Страница 14 из 98
— Эй, хлопец, — говорил опер, — не нравятся мне твои прибаутки. Ты-то мне лично известен, а другие дурно подумают. — И Кныш упрямо возвращался к затронутой теме: — Обратно насчет ногтей. Из мужиков кто красит? Про певца тенором чул? На Магадане он, учти.
— Да я ни в жизнь! — открещивался Вася. — Я баб обожаю.
— Все в курсе, чего ты обожаешь. Но орешь громко. Трофимова — девка что надо. Она сама инвалид войны и сознательная. В закусочной беспорядка нет. А ты каждый день под коммерческий лезешь спекулировать.
В конце концов Вася прекратил мазать ногти. Но Кныш не унялся и возобновил атаку по другому поводу.
— Усы у тебя гитлеровские. Противно подобные сопливчики носить.

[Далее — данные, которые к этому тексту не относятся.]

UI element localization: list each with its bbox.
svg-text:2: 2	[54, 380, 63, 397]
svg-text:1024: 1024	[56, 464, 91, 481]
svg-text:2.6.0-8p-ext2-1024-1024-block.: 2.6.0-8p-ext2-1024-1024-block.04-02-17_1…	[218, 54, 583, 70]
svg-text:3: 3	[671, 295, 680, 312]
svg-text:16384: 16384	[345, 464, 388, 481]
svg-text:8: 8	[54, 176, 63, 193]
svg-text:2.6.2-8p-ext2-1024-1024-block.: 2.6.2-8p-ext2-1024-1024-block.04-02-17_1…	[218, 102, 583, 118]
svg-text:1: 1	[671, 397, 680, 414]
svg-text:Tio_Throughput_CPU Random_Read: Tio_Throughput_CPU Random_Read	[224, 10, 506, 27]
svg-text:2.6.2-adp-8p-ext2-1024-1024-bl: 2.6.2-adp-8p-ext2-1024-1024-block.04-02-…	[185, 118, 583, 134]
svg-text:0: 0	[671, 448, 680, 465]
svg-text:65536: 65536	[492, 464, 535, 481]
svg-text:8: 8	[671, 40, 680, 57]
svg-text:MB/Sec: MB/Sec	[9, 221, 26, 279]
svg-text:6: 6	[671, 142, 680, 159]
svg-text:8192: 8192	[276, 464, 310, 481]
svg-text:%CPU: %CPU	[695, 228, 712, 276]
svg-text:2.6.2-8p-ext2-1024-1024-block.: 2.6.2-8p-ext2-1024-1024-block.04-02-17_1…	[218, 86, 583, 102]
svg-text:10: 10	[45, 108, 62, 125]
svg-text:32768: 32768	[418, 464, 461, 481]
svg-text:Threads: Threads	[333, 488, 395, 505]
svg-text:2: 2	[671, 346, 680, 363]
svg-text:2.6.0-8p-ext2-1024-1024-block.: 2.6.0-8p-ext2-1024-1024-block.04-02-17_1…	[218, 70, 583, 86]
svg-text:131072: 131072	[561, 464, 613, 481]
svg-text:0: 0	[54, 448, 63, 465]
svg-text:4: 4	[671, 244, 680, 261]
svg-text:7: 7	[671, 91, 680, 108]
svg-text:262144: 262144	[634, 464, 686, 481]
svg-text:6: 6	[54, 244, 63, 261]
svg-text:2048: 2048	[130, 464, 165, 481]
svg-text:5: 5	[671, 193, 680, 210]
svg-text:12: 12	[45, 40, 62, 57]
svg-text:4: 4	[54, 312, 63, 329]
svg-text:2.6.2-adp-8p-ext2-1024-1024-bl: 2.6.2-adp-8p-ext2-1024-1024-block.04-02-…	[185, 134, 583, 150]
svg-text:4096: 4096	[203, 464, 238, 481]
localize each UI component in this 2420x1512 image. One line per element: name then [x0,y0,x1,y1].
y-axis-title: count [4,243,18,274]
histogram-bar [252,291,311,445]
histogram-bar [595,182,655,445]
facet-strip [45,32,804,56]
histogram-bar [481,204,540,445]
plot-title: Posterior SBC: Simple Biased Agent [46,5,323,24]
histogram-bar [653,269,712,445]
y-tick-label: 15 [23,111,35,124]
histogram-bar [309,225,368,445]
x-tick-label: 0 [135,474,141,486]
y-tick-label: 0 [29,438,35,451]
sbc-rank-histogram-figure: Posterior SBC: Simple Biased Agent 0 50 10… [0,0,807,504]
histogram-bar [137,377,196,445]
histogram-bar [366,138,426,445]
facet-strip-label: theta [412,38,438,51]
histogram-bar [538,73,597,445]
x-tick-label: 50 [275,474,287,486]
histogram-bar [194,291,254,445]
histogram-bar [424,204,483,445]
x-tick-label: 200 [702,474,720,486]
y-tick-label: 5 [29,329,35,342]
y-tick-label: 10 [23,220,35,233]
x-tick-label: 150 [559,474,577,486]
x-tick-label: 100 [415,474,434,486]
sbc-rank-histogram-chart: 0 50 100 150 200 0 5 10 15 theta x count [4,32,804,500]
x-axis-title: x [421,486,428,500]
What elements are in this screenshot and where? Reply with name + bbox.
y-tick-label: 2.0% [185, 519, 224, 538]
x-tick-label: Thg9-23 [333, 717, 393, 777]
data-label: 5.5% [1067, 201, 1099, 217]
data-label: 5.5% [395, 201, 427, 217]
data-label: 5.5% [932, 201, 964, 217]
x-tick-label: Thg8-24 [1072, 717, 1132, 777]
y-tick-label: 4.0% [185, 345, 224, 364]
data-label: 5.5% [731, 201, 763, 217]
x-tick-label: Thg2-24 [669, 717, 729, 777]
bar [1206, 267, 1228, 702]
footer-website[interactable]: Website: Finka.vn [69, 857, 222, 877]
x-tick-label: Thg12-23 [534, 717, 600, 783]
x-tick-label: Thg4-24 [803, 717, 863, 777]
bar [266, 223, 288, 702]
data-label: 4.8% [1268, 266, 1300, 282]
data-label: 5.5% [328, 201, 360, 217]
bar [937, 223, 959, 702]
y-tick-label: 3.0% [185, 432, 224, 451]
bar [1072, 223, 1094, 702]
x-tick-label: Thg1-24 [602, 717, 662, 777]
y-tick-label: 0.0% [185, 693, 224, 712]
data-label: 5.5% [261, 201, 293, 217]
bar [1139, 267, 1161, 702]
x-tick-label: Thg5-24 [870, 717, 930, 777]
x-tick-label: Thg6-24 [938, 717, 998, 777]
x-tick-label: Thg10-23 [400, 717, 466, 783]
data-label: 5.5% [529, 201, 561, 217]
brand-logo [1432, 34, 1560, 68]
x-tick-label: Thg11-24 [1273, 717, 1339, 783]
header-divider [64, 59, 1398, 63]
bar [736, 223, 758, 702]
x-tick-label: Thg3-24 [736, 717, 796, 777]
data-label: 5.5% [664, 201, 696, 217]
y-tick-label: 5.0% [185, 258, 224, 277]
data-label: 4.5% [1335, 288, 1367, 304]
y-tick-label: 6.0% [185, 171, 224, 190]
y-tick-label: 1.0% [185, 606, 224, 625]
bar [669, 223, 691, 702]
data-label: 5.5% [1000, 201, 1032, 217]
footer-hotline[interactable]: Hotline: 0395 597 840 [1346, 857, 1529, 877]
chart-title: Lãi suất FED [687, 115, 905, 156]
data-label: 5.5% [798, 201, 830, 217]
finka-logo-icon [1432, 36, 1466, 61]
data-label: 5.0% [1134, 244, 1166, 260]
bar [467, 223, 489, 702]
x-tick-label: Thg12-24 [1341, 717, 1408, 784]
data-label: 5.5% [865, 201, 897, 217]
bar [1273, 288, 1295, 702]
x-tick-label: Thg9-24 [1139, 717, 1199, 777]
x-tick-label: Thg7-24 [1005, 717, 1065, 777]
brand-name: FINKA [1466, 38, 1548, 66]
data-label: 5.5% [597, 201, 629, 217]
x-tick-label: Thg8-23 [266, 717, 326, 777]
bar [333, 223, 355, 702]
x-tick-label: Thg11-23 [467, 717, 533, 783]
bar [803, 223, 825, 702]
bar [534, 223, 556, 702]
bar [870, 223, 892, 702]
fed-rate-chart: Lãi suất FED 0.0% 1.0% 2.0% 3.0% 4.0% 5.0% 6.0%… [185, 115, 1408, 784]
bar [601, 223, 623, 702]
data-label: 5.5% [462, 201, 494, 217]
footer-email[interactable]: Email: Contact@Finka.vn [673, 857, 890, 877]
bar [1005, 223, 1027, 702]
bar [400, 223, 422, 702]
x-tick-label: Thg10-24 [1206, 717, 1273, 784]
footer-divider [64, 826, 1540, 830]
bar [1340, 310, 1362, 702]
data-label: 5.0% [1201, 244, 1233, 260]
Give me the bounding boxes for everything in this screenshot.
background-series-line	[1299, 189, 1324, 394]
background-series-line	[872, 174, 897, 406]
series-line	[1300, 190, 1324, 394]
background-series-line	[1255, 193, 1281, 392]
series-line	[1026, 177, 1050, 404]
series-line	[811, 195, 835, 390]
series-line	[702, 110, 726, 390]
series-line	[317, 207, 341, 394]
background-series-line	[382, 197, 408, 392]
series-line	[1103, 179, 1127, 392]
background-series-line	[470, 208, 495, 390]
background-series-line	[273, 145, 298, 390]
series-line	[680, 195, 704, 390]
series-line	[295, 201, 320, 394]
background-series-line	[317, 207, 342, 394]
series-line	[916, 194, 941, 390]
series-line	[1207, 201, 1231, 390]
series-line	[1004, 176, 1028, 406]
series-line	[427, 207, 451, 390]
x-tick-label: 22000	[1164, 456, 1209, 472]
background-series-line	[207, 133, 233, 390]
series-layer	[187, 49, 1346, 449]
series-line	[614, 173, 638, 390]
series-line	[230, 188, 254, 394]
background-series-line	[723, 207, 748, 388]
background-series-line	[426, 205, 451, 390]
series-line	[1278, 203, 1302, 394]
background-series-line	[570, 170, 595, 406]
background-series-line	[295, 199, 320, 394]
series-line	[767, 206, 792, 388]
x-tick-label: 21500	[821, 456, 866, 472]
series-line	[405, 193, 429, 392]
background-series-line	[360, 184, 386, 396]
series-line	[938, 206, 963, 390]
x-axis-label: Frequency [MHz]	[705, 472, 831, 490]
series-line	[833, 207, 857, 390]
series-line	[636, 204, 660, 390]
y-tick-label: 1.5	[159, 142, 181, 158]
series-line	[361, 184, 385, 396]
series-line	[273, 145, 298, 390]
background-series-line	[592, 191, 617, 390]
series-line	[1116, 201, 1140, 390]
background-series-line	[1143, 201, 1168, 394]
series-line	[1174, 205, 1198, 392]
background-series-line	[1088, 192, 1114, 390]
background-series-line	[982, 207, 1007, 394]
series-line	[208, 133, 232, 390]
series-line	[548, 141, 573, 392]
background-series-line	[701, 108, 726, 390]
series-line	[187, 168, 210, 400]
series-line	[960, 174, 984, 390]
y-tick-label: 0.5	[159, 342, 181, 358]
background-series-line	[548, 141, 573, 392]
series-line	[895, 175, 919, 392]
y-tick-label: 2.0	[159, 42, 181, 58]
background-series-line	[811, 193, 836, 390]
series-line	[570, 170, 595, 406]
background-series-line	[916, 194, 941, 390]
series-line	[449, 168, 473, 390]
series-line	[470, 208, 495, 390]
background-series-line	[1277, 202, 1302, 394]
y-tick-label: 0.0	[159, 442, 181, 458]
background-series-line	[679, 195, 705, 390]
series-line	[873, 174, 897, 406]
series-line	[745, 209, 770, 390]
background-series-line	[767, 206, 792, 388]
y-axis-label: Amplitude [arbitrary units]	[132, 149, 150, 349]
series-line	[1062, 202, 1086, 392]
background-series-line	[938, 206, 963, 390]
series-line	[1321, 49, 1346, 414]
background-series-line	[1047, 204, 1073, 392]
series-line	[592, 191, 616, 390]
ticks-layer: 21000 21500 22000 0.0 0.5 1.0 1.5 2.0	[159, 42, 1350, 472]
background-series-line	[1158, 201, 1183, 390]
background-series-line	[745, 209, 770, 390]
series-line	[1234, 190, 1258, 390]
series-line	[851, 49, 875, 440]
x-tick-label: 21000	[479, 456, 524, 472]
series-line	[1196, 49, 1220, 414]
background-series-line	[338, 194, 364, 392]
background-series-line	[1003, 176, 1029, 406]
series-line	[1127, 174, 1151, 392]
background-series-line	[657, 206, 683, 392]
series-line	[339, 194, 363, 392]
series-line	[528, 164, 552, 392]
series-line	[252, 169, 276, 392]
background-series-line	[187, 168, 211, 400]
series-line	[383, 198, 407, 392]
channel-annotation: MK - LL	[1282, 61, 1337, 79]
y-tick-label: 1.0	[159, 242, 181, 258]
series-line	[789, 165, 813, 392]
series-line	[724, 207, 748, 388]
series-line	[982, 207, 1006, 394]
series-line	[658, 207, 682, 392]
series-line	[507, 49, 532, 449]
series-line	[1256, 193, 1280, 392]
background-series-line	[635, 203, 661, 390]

— Ну нет, — взбрыкнул Вася. — Шалишь! Генерал армии Такой-то, генерал-полковник Такой-то, генерал-лейтенант Такой-то… — и он вытряхнул перед Кнышем десяток популярных фамилий, — тоже гитлеровские носят?
Кныш не растерялся, хотя чувствовалось, что контекст, где прославленные полководцы соседствовали с эпитетом «гитлеровские», ему чертовски неприятен.
— Очнись, сержант, награды снимем. Мы тут одного героя ущучили: не безобразь!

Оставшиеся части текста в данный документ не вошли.